Selain itu, Rusli menuturkan, Bulog harus berkoordinasi dengan pemerintah yang dalam hal ini adalah Kementerian Pertanian dan Kementerian Perdagangan. Koordinasi dilakukan terkait dengan pengelolaan stok beras nasional.
Rilis data produksi beras yang dirilis Badan Pusat Statistik (BPS) tahun lalu dengan menggunakan metode Kerangka Sample Area (KSA) bisa menjadi acuan dalam management beras di tahun ini. Perlu diketahui, Rusli menuturkan, melimpahnya stok beras Bulog di semester pertama 2019 disebabkan impor berlebih di tahun 2018. "Ini akibat ketiadaan validitas data produksi beras di awal 2018," ucapnya.

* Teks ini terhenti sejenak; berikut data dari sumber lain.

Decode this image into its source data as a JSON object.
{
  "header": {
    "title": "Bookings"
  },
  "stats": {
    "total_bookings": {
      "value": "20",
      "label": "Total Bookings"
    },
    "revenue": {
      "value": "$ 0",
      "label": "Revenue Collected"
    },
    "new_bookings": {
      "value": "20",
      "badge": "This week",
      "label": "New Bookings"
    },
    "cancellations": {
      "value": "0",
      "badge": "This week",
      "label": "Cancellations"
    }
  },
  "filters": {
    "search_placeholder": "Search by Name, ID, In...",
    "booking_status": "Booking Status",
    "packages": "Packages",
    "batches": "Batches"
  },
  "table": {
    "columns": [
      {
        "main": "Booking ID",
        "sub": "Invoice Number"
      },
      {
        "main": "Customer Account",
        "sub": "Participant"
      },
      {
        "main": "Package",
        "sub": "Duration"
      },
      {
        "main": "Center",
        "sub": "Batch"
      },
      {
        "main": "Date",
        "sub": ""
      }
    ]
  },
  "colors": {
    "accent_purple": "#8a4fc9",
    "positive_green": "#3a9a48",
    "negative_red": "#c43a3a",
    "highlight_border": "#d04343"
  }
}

Penugasan Bulog sebagai penyalur beras medium dan premium untuk BPNT secara resmi dimulai per 1 September 2019. Direktur Utama Perum Bulog Budi Waseso (Buwas) menyebutkan, kebijakan ini sudah menjadi kesepakatan antara Kementerian Sosial dengan Presiden Joko Widodo (Jokowi).
Melalui program BPNT, beras medium Bulog dilepas di pasaran dengan harga Rp 8.100 per kilogram (kg). Bila sampai pasar, harganya naik menjadi Rp 8.600 per kg.
Artinya, dengan harga Rp 86 ribu masyarakat sudah bisa membawa pulang 10 kg beras medium. Jumlah ini lebih banyak dibandingkan beras premium yang bisa dibeli masyarakat melalui program BPNT sebelumnya, yakni Rp 86 ribu untuk 5 kg beras.